Boycott Rupert Murdoch!
Yesterday, Rupert Murdoch's New York Post published a despicable racist smear against President Barack Obama that masqueraded as a cartoon. The Post's cartoon depicted two white police officers shooting Travis the chimpanzee (known from Coke and Old Navy television commercials), and one of them saying "[t]hey'll have to find someone else to write the next stimulus bill."
After Reverend Al Sharpton and many others expressed outrage about the cartoon, and the New York Times quoted a newsroom employee at the New York Post as saying that the Post's City Desk telephone was ringing off the hook with complaints from readers, the Post and its defenders denied that the cartoon had anything to do with President Obama. The Post issued a statement that read: "[t]he cartoon is a clear parody of a current news event, to wit the shooting of a violent chimpanzee in Connecticut. It broadly mocks Washington's efforts to revive the economy. Again, Al Sharpton reveals himself as nothing more than a publicity opportunist."
I don't buy the Post's explanation. First, the Post ignores the long history of racist comparisons of black people with monkeys and apes. Worse, this association was explicitly and repeatedly made regarding Barack Obama while Obama was running for President. Second, there is a street sign in the Post's cartoon that reads "Beware of Dogs." White police? Dogs? Black people? There's quite a historical connection there. That sign didn't get into the cartoon by accident. Third, in blog comments and elsewhere, right wingers say that the Post's cartoon did not refer to Obama because Obama didn't "write" the stimulus bill. But of course Obama is the author of the bill. It was Obama's idea, and he gave the Congress the elements that he wanted in the bill. Tax cuts. Check. Infrastructure spending. Check. Renewable energy spending. Check. Education and other long-term job creation spending. Check. Home mortgage assistance. Unemployment assistance. Check. The House and Senate then ironed out the exact details and mix of these elements. It's normal for a President whose party controls the House and/or the Senate to "author," "write," "germinate," "pass down," or otherwise cause to have his party leaders draft up what is essentially "his" bill. Indeed, the Post said that the cartoon addressed "Washington's efforts," not "Congress' efforts," "to revive the economy," and obviously, President Obama is a principal part, if not the primary mover, behind those Washington "efforts."
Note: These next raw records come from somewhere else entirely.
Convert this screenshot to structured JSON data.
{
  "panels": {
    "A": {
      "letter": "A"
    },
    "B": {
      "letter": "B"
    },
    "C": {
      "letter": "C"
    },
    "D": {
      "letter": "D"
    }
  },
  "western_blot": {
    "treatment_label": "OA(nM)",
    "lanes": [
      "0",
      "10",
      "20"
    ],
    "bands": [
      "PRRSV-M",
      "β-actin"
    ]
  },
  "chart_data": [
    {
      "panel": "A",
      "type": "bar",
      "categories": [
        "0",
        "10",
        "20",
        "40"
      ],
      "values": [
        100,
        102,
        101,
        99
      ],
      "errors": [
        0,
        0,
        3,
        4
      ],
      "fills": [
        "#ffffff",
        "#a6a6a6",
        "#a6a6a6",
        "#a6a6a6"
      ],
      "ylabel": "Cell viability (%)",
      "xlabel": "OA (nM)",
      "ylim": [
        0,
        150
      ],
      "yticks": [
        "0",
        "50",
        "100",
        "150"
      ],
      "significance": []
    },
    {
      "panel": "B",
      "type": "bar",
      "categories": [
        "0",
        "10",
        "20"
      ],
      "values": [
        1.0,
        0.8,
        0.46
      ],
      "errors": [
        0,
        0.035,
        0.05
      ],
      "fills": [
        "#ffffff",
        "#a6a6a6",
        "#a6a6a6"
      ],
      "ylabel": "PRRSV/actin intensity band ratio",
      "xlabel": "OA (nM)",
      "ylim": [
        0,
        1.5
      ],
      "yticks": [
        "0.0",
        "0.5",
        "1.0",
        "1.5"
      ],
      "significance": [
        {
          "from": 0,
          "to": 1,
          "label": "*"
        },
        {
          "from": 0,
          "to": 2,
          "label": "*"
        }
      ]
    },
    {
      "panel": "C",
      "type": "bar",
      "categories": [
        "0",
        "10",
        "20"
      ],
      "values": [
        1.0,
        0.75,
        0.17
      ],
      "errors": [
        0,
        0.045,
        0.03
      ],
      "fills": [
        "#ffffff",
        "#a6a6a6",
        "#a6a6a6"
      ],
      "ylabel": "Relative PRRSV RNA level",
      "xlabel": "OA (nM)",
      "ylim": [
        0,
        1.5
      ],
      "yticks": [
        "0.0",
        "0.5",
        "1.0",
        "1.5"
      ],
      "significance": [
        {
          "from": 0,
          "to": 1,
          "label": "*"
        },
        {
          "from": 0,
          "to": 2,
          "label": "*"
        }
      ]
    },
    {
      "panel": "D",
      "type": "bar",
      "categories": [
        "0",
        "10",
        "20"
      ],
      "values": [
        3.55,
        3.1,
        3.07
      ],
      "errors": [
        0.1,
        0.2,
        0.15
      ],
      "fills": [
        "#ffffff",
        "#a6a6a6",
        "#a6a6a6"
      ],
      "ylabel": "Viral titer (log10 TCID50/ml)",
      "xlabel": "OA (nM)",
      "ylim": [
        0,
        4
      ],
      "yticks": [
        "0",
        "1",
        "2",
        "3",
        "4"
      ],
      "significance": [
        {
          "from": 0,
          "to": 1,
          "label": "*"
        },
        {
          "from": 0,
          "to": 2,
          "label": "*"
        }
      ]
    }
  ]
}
The New York Post has the First Amendment right to publish this garbage. But there's a difference between what the Post has the right to do, and what's right to do. Even if the Post's flimsy explanation is to be believed and the dead chimp in its cartoon represented Congress, or "Washington," and not President Obama, it was still wildly negligent of the Post to publish a cartoon that raised so many ugly connections to our country's racist past, some of which were on full display against Barack Obama only a few months ago. Also, the best that can be said against the Post's cartoon is that it approved of deadly violence against people at one end of Pennsylvania Avenue or the other.
We have rights ourselves, including the right to speak out against the Post's cartoon, and to vote against such irresponsible corporate behavior with our wallets. I think the appropriate response to the Post's cartoon is to demand a full and unambiguous apology from the Post, and not the half-assed kind that merely expresses regret for "readers who may have misinterpreted the cartoon." If the Post refuses to issue such an apology, we should call for a boycott, and termination of subscriptions, to all of Rupert Murdoch's media properties, including the New York Post, the Wall Street Journal, the Fox television channels and networks, and the movies produced by 20th Century Fox's film studios.